The choice for this month was a touch arbitrary. When this revelation of intention came to me, I decided to go with
the project on my plate at that very moment. It happened to be SQL Server. Now, I've been working on this for a few
days already, and I'm happy to see there are immediate data science benefits. Microsoft SQL Server 2016 includes
capability for running R (I'll clean up this language in the more technical part of this blog, i.e. defining this
capability), and Microsoft has posted some machine learning examples on GitHub for use with their R Server, so scoRe!
We'll be using Visual Studio as the R IDE, so this month's project is mostly Windows based. SQL
Server is now available in some Linux distributions, and I've already leaped ahead a bit and installed it in a virtual
machine running CentOS. We'll get to this later though.
The purpose of this post will be to document my progress (so I can keep the analytical part of my brain appeased) and maintain notes of sort that I may refer to in later months when I've moved on to other projects.
Terms
In this section I'll keep a running list of terms to define, mostly the different components of my SQL Server
installation.
SQL Server: For our purposes, this refers to the relational database server from Microsoft. The installation documented in this post is the 2016 Developer Version of Microsoft SQL Server. The Developer Version is a free version of the enterprise-level server without the license for production use. Since I've no production or profit motivations at this point, I'm quite secure in meeting that requirement. Just to be complete, let's also define:
a. SQL (Structured Query Language): Check out the wiki . Quick, quick version it's a language used in conjunction with relational databases, i.e. those structured according to the relational model .
b. Server: Check out the wiki page for database server .
R Server: Microsoft's enterprise level R platform. This is based on the CRAN R distribution, but adds high level capabilities for processing of big data in multiple environments. It's provided as R Services in SQL Server 2016 Developer edition.

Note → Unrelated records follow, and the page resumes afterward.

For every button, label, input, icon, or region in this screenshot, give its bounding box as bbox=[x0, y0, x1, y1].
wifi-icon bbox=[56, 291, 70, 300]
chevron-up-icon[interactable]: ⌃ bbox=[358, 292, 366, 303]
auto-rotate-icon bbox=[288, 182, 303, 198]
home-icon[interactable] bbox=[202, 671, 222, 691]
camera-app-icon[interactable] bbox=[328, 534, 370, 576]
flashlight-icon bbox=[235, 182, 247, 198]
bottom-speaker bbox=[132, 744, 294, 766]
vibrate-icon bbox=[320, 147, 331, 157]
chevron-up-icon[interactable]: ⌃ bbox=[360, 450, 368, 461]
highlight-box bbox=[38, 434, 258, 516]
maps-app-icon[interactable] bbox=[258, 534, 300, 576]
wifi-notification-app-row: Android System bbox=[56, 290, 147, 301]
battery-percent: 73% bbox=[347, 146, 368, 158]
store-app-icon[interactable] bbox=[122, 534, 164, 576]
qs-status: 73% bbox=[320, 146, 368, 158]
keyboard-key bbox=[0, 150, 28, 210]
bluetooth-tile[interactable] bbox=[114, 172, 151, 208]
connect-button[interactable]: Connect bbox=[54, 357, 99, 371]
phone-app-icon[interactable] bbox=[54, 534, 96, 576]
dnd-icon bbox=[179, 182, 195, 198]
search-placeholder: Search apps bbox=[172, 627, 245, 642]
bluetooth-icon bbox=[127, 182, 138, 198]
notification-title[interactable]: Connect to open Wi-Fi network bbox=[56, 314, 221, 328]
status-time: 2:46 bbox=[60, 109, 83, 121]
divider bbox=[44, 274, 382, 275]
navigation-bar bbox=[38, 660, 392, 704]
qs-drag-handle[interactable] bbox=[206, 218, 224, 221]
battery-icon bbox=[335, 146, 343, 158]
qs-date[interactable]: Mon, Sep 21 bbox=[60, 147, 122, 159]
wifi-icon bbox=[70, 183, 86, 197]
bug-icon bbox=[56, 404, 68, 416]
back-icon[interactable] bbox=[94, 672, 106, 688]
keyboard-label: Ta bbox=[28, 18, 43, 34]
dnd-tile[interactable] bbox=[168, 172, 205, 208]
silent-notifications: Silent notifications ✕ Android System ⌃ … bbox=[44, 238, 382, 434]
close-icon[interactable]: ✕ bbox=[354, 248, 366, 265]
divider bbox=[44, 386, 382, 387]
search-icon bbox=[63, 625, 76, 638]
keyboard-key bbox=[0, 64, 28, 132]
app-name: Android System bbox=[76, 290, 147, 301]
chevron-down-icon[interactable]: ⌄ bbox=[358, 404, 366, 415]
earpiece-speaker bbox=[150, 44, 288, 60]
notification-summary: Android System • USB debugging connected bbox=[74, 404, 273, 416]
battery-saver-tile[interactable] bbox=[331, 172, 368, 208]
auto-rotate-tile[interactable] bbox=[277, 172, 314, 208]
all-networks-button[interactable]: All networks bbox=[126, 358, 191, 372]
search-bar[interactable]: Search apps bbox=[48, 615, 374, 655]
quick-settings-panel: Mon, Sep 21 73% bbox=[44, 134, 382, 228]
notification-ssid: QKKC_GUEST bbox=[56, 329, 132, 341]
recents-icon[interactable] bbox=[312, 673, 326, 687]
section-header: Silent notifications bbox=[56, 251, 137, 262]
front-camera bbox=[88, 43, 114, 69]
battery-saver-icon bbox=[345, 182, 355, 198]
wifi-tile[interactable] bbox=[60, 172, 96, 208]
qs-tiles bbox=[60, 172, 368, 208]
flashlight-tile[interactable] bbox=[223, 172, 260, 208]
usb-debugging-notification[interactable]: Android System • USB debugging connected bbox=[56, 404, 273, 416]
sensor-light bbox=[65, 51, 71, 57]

R Open: Looks and feels like normal R (including the RGui), but Microsoft has added additional packages for this distribution.
R Tools for Visual Studio (RTVS): Turns Visual Studio into an IDE for R. Uses R Open to interpret code developed in Visual Studio.
SQL Server Management Studio (SSMS): The GUI for managing servers.
Installation
I followed the installation directions in reference 1 to install Microsoft SQL Server 2016 Developer edition with R Services, SQL Server Management Studio, Visual Studio 2015, Microsoft R Open, and R Tools for Visual Studio. I also downloaded and unzipped the examples from the RVTS-docs Github repo .
What's next? Well my tendency is to want to run with the R Tools examples, and oh yeah try out the Python Tools too, and ... do things that don't include SQL Server. My first test of sticking to my goals. The data science applications will follow, but let's stay on SQL Server topics.
SQL Server Databases and Admin
So we have a software product that can create and manage databases. Do I know how to create databases? Do I know how to access these databases? Do I know how to administer these databases among users? Do I know how to remotely access these databases? Nope! So I think it's time to find another reference to walk through these capabilities.